With such a staggeringly high number of arrests, especially for a town that only has around 20,000 residents, the drunk tanks would quickly become overcrowded, leading to people taking turns sleeping on the floor. According to Kevin Foley, Na Nihzhoozhi Center Inc.'s (NCI) executive director, "In the morning they would open up this big garage door and whoever could walk out, it would be this big long parade of people walking down to Cole Street."

It took until the late 20th century for Gallup to shift its practices towards using detox centers rather than drunk tanks. Unfortunately, it was only after numerous alcohol-related accidents one right after the other that the Na'nizhoozhi Center was finally founded.

Privately-run with no oversight

In 2013, the Association of Chief Police Officers (ACPO) in the United Kingdom proposed letting private companies run drunk tanks rather than having them be part of a police or medical facility. Adrian Lee, the Northamptonshire chief constable, stated, "I don't see why the police service or the health service should pick up the duty of care for [an intoxicated person] [...] so why don't we take them to a drunk cell owned by a commercial company and get the commercial company to look after them during the night until they are sober," per The Guardian. This desire has also been echoed by Humberside Police and Crime Commissioner (PCC) Matthew Grove. People would also be personally charged up to $500 by the private company for their stay in the privately run drunk tank.

According to The Conversation, while this proposal acknowledges the lack of medical training of police, it doesn't account for the fact that historically holding centers run by private corporations have been found to be unsafe. And considering how frequently people die in state-run drunk tanks that have the bare minimum of oversight regulations, it's more than likely that privately-run drunk tanks could be even more fatal.

Turned into solitary confinement

While most drunk tanks can be overcrowded with hundreds of people, sometimes they are used as solitary confinement units as a form of psychological torture. In August 2020, police officers at the Richmond City Sheriff's Office in Virginia allegedly kept Gilberto Dejesus in isolation in a drunk tank after torturing him with tear gas and mace.

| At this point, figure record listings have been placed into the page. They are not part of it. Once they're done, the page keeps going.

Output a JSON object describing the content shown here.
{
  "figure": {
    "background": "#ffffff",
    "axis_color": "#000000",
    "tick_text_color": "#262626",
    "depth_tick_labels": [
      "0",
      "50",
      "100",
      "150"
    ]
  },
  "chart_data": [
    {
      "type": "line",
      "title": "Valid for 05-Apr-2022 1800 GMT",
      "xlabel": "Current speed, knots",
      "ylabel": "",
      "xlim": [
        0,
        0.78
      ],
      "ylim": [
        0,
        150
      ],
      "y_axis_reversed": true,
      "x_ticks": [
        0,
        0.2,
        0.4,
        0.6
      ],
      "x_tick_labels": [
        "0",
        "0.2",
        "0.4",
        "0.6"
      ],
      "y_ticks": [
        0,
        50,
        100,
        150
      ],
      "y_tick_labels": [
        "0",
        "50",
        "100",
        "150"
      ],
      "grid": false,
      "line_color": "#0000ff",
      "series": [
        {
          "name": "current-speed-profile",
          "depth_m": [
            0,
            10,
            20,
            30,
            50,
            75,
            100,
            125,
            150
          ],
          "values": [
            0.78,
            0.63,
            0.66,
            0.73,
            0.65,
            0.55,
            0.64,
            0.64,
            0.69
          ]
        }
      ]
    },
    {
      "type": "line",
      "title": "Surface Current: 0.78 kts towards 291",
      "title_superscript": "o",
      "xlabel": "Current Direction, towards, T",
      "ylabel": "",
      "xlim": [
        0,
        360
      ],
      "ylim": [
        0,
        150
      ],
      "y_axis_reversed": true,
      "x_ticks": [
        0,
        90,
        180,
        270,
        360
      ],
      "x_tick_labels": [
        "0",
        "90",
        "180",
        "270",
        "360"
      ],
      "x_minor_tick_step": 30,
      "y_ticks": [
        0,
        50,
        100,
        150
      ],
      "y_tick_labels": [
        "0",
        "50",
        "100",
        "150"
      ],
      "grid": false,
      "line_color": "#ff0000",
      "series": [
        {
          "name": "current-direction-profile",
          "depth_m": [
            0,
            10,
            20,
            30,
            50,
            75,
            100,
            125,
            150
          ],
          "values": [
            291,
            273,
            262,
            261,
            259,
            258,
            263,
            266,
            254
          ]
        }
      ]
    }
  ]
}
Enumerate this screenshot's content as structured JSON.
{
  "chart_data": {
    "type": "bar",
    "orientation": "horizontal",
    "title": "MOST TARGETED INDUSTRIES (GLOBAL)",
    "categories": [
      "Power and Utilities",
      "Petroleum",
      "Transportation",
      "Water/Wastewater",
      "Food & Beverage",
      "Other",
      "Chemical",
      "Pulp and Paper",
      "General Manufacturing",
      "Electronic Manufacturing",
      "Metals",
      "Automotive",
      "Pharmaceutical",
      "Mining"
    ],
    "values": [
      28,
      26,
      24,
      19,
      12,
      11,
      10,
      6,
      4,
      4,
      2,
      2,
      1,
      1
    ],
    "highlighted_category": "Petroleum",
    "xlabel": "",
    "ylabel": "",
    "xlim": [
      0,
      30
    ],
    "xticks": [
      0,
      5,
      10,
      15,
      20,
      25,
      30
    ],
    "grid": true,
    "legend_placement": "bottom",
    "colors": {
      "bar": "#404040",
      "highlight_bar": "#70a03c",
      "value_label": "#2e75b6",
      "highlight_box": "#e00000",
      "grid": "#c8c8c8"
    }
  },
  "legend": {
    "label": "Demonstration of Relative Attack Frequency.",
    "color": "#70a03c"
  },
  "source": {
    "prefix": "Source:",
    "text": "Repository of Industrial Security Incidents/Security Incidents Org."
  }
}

RVA Magazine reports that Dejesus was left in a room that was empty other than "a hole in the floor that smelled from past odors of other people" for a week, despite the fact that he repeatedly called for help and his skin burned from the physical torture.

Dejesus was reportedly put in solitary confinement in the drunk tank due to the fact that he was part of a protest against the lack of COVID-exposure protections in the jail. The use of drunk tanks as solitary confinement units has also been observed in Santa Barbara County Jail in California, according to Prison Legal News.

Although not necessarily intended to be used as psychological torture, children are also sometimes imprisoned in drunk tanks by themselves in order to separate them from adults who are accused of committing a crime. But despite the intent, the use of solitary confinement has been found by the United Nations to be akin to psychological torture.